The increasingly important role of crop insurance to farmers, ranchers and producers across the country – and its place of prominence in the 2014 Farm Bill – were among the many topics of conversation during Mike Adams’ recent interview with NCIS President Tom Zacharias on Agri-Talk.
“We think this is a very positive Farm Bill for farmers and ranchers in the U.S. and for the crop insurance industry in general,” said Zacharias.
Zacharias pointed out that crop insurance has changed dramatically over the last 10 to 15 years, now protecting 294 million acres with crop insurance premiums running at about $10 billion. “That’s a liability of $110 billion of coverage for America’s farmers and ranchers,” noted Zacharias. “This is a private/public partnership and on both sides of the equation, the companies involved have a fiduciary responsibility to their shareholders and with the public sector,” he added.
Zacharias pointed out that the last few years have posed some real challenges to both farmers and crop insurance companies. “If you look over the last couple of years, we have faced some headwinds,” he said. “Take the situation in 2012 with the extensive drought we had in the Midwest. Last year, when we had the swing in prices and a lot of other revenue policies kicked in, so there were indemnities paid there.”

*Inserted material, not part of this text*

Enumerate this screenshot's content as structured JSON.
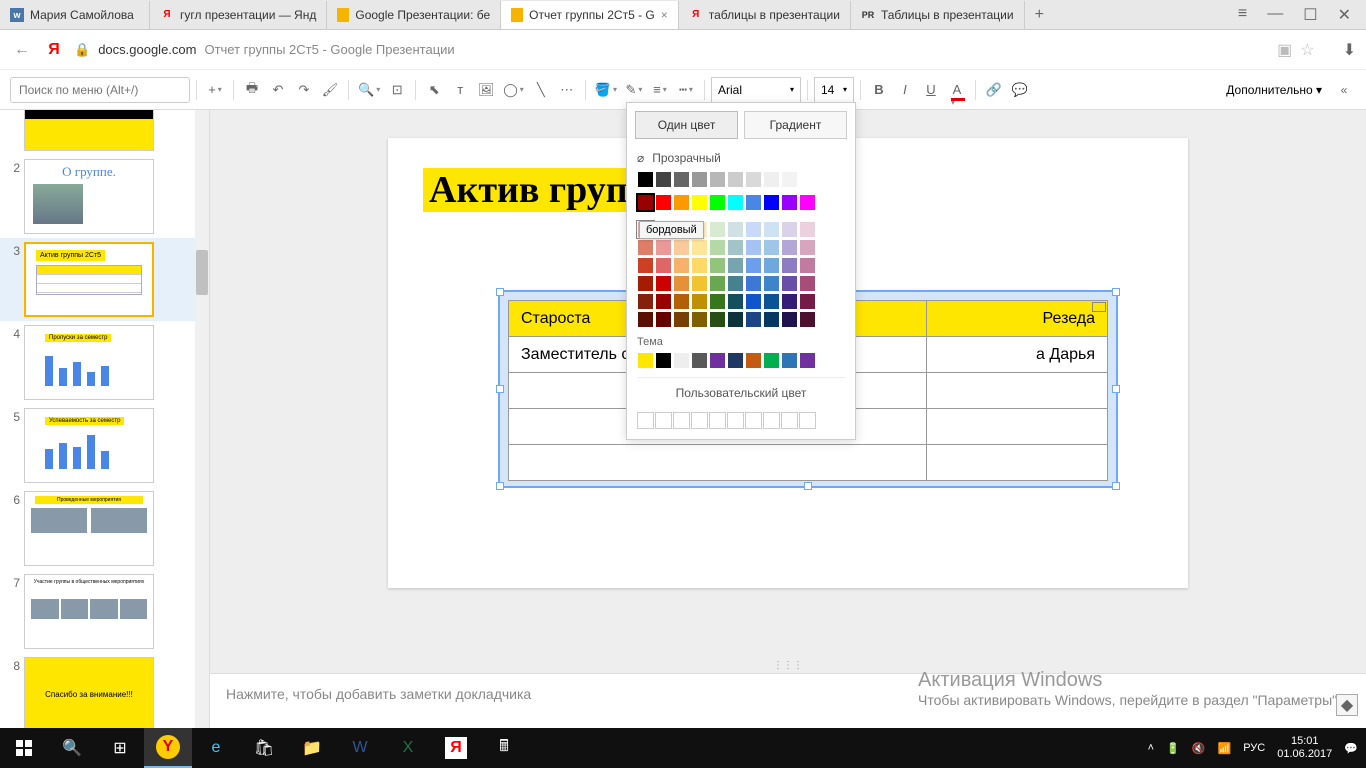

Zacharias also explained that in order for crop insurance to remain strong, it must remain viable to the private sector. “It is important for the private sector to remain viable. If you look at where this Farm Bill has taken us, the availability for farmers to have different risk management options, affordability of that part of the program remains very much intact. We need both farmers and insurers to see reasonable returns in this business to help manage the risk.”

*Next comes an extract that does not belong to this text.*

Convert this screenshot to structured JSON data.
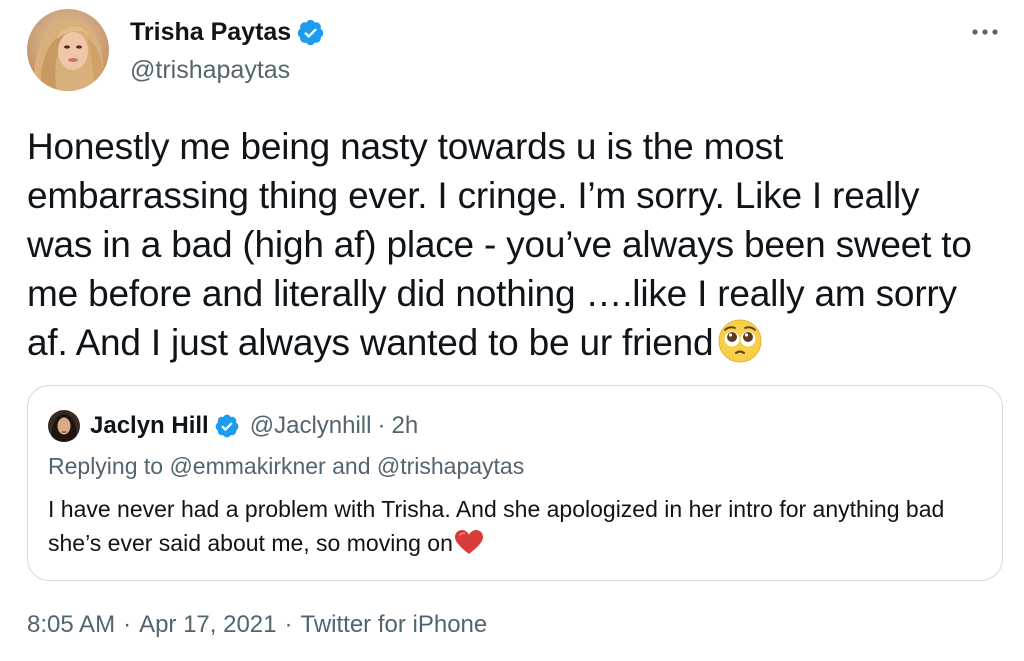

Zacharias said the 2014 Farm Bill has maximized choices for the farmer. “With that choice, comes great responsibility,” he added. He noted that there are many Title I provisions that farmers needs to be aware of so they can purchase the protection they need. That, of course, is where the industry’s 12,000 agents come into play. “They will need to go out and seek the expertise of both the crop insurance agency force as well as those folks in extension and farm managers who are grinding through the Title I Component,” he added.